Though the United States is the main model for Taiwan's mergers and acquisitions laws, Taiwan adopted a partial mandatory offer requirement in 2002 in Article 43-1 of the Securities and Exchange Act. The mechanics of the rule were largely based on United Kingdom and Hong Kong rules, although Taiwan requires only a partial offer to purchase outstanding shares, rather than the full offer required in the United Kingdom and Hong Kong.
Among member states of the European Union, the 2004 Takeover Directive specifies general standards for national takeover legislation, including a mandatory offer rule, though the choice of threshold is left to individual states.
In Germany, mandatory offers are required under the Public Takeover Act.

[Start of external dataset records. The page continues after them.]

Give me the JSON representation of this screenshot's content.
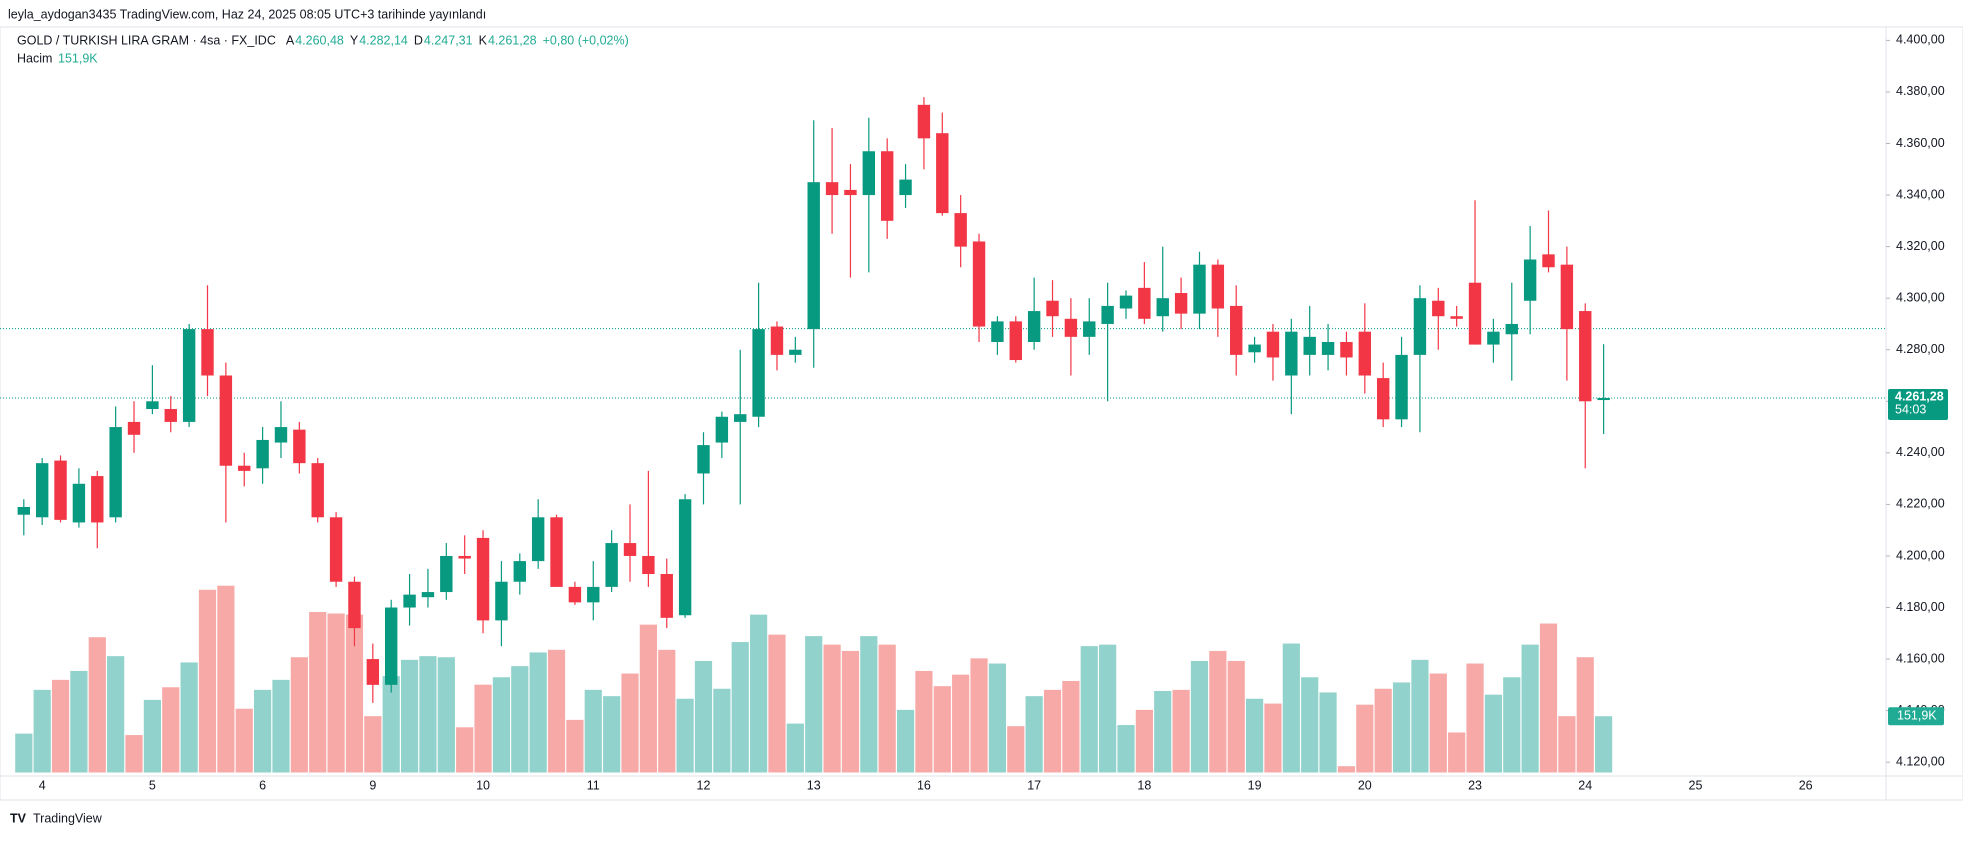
{
  "header": {
    "publisher": "leyla_aydogan3435 TradingView.com, Haz 24, 2025 08:05 UTC+3 tarihinde yayınlandı"
  },
  "chart_data": {
    "type": "candlestick",
    "symbol": "GOLD / TURKISH LIRA GRAM · 4sa · FX_IDC",
    "legend": {
      "open_key": "A",
      "open": "4.260,48",
      "high_key": "Y",
      "high": "4.282,14",
      "low_key": "D",
      "low": "4.247,31",
      "close_key": "K",
      "close": "4.261,28",
      "change": "+0,80 (+0,02%)",
      "volume_key": "Hacim",
      "volume": "151,9K"
    },
    "open": [
      4216,
      4215,
      4237,
      4213,
      4231,
      4215,
      4252,
      4257,
      4257,
      4252,
      4288,
      4270,
      4235,
      4234,
      4244,
      4249,
      4236,
      4215,
      4190,
      4160,
      4150,
      4180,
      4184,
      4186,
      4200,
      4207,
      4175,
      4190,
      4198,
      4215,
      4188,
      4182,
      4188,
      4205,
      4200,
      4193,
      4177,
      4232,
      4244,
      4252,
      4254,
      4289,
      4278,
      4288,
      4345,
      4342,
      4340,
      4357,
      4340,
      4375,
      4364,
      4333,
      4322,
      4283,
      4291,
      4283,
      4299,
      4292,
      4285,
      4290,
      4296,
      4304,
      4293,
      4302,
      4294,
      4313,
      4297,
      4279,
      4287,
      4270,
      4278,
      4278,
      4283,
      4287,
      4269,
      4253,
      4278,
      4299,
      4293,
      4306,
      4282,
      4286,
      4299,
      4317,
      4313,
      4295,
      4260.48
    ],
    "high": [
      4222,
      4238,
      4239,
      4234,
      4233,
      4258,
      4260,
      4274,
      4262,
      4290,
      4305,
      4275,
      4240,
      4250,
      4260,
      4252,
      4238,
      4217,
      4192,
      4166,
      4183,
      4193,
      4195,
      4205,
      4208,
      4210,
      4198,
      4201,
      4222,
      4216,
      4190,
      4198,
      4210,
      4220,
      4233,
      4199,
      4224,
      4248,
      4256,
      4280,
      4306,
      4291,
      4285,
      4369,
      4366,
      4352,
      4370,
      4362,
      4352,
      4378,
      4372,
      4340,
      4325,
      4293,
      4293,
      4308,
      4307,
      4300,
      4300,
      4306,
      4303,
      4314,
      4320,
      4308,
      4318,
      4315,
      4305,
      4285,
      4290,
      4292,
      4297,
      4290,
      4287,
      4298,
      4275,
      4285,
      4305,
      4304,
      4297,
      4338,
      4292,
      4306,
      4328,
      4334,
      4320,
      4298,
      4282.14
    ],
    "low": [
      4208,
      4212,
      4213,
      4211,
      4203,
      4213,
      4240,
      4255,
      4248,
      4250,
      4262,
      4213,
      4227,
      4228,
      4238,
      4232,
      4213,
      4188,
      4165,
      4143,
      4147,
      4173,
      4180,
      4183,
      4193,
      4170,
      4165,
      4185,
      4195,
      4188,
      4181,
      4175,
      4186,
      4190,
      4188,
      4172,
      4176,
      4220,
      4238,
      4220,
      4250,
      4272,
      4275,
      4273,
      4325,
      4308,
      4310,
      4323,
      4335,
      4350,
      4332,
      4312,
      4283,
      4278,
      4275,
      4280,
      4285,
      4270,
      4278,
      4260,
      4292,
      4290,
      4287,
      4288,
      4288,
      4285,
      4270,
      4275,
      4268,
      4255,
      4270,
      4272,
      4270,
      4263,
      4250,
      4250,
      4248,
      4280,
      4289,
      4282,
      4275,
      4268,
      4286,
      4310,
      4268,
      4234,
      4247.31
    ],
    "close": [
      4219,
      4236,
      4214,
      4228,
      4213,
      4250,
      4247,
      4260,
      4252,
      4288,
      4270,
      4235,
      4233,
      4245,
      4250,
      4236,
      4215,
      4190,
      4172,
      4150,
      4180,
      4185,
      4186,
      4200,
      4199,
      4175,
      4190,
      4198,
      4215,
      4188,
      4182,
      4188,
      4205,
      4200,
      4193,
      4176,
      4222,
      4243,
      4254,
      4255,
      4288,
      4278,
      4280,
      4345,
      4340,
      4340,
      4357,
      4330,
      4346,
      4362,
      4333,
      4320,
      4289,
      4291,
      4276,
      4295,
      4293,
      4285,
      4291,
      4297,
      4301,
      4292,
      4300,
      4294,
      4313,
      4296,
      4278,
      4282,
      4277,
      4287,
      4285,
      4283,
      4277,
      4270,
      4253,
      4278,
      4300,
      4293,
      4292,
      4282,
      4287,
      4290,
      4315,
      4312,
      4288,
      4260,
      4261.28
    ],
    "volume": [
      105,
      223,
      250,
      274,
      365,
      314,
      101,
      196,
      230,
      297,
      493,
      504,
      172,
      223,
      250,
      311,
      433,
      429,
      426,
      152,
      260,
      304,
      314,
      311,
      122,
      237,
      257,
      287,
      324,
      331,
      142,
      223,
      206,
      267,
      399,
      331,
      199,
      301,
      226,
      352,
      426,
      372,
      132,
      368,
      345,
      328,
      368,
      345,
      169,
      274,
      233,
      264,
      308,
      294,
      125,
      206,
      223,
      247,
      341,
      345,
      128,
      169,
      220,
      223,
      301,
      328,
      301,
      199,
      186,
      348,
      257,
      216,
      17,
      183,
      226,
      243,
      304,
      267,
      108,
      294,
      210,
      257,
      345,
      402,
      152,
      311,
      151.9
    ],
    "up_color": "#089981",
    "down_color": "#f23645",
    "up_volume_color": "#92d2cc",
    "down_volume_color": "#f7a9a7",
    "x_labels": [
      "4",
      "5",
      "6",
      "9",
      "10",
      "11",
      "12",
      "13",
      "16",
      "17",
      "18",
      "19",
      "20",
      "23",
      "24",
      "25",
      "26"
    ],
    "ylim": [
      4116,
      4405
    ],
    "yticks": [
      {
        "value": 4120,
        "label": "4.120,00"
      },
      {
        "value": 4140,
        "label": "4.140,00"
      },
      {
        "value": 4160,
        "label": "4.160,00"
      },
      {
        "value": 4180,
        "label": "4.180,00"
      },
      {
        "value": 4200,
        "label": "4.200,00"
      },
      {
        "value": 4220,
        "label": "4.220,00"
      },
      {
        "value": 4240,
        "label": "4.240,00"
      },
      {
        "value": 4260,
        "label": "4.260,00"
      },
      {
        "value": 4280,
        "label": "4.280,00"
      },
      {
        "value": 4300,
        "label": "4.300,00"
      },
      {
        "value": 4320,
        "label": "4.320,00"
      },
      {
        "value": 4340,
        "label": "4.340,00"
      },
      {
        "value": 4360,
        "label": "4.360,00"
      },
      {
        "value": 4380,
        "label": "4.380,00"
      },
      {
        "value": 4400,
        "label": "4.400,00"
      }
    ],
    "reference_line": 4288.2,
    "price_label": {
      "value": 4261.28,
      "label": "4.261,28"
    },
    "countdown": "54:03",
    "volume_label": {
      "value": 151.9,
      "label": "151,9K"
    }
  },
  "footer": {
    "brand": "TradingView"
  }
}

An acquiring company must make a mandatory offer upon achieving a "controlling interest" in the target, defined by § 35 of the act as a thirty percent direct or indirect shareholding. Upon reaching this threshold, the acquiring company must notify the target company and the Federal Financial Supervisory Authority, and make an offer in the form specified by § 11 of the act and its regulations to acquire the remaining shares.
France adopted a partial mandatory offer rule in 1989: it obligated the acquirer to offer to purchase two-thirds of the outstanding shares. In the 1990s, France's rule was expanded to require an offer to purchase 100% of outstanding shares. As of 2020, a mandatory offer is required when the threshold of 30% is reached, and the mandatory tender offer price must be at least the highest price paid by the bidder for securities of the target during the 12-month period preceding the crossing of the 30% threshold. In addition, a bidder launching a tender offer for a French target must extend its offer to any listed subsidiary of the target.
Sweden adopted a mandatory offer rule in 1999.
The legal framework governing mandatory offers in Turkish law was established by Article 26(1) of the Capital Markets Law (Sermaye Piyasası Kanunu, Law No. 6362 of 1981), authorising the Turkish Capital Markets Board to promulgate regulations governing mandatory offers. The first such regulations, the Communiqué on Principles Regarding Takeover Bids (Serial: IV, No. 44), were superseded in 2014 by the Communiqué on Tender Offers No II-26.1.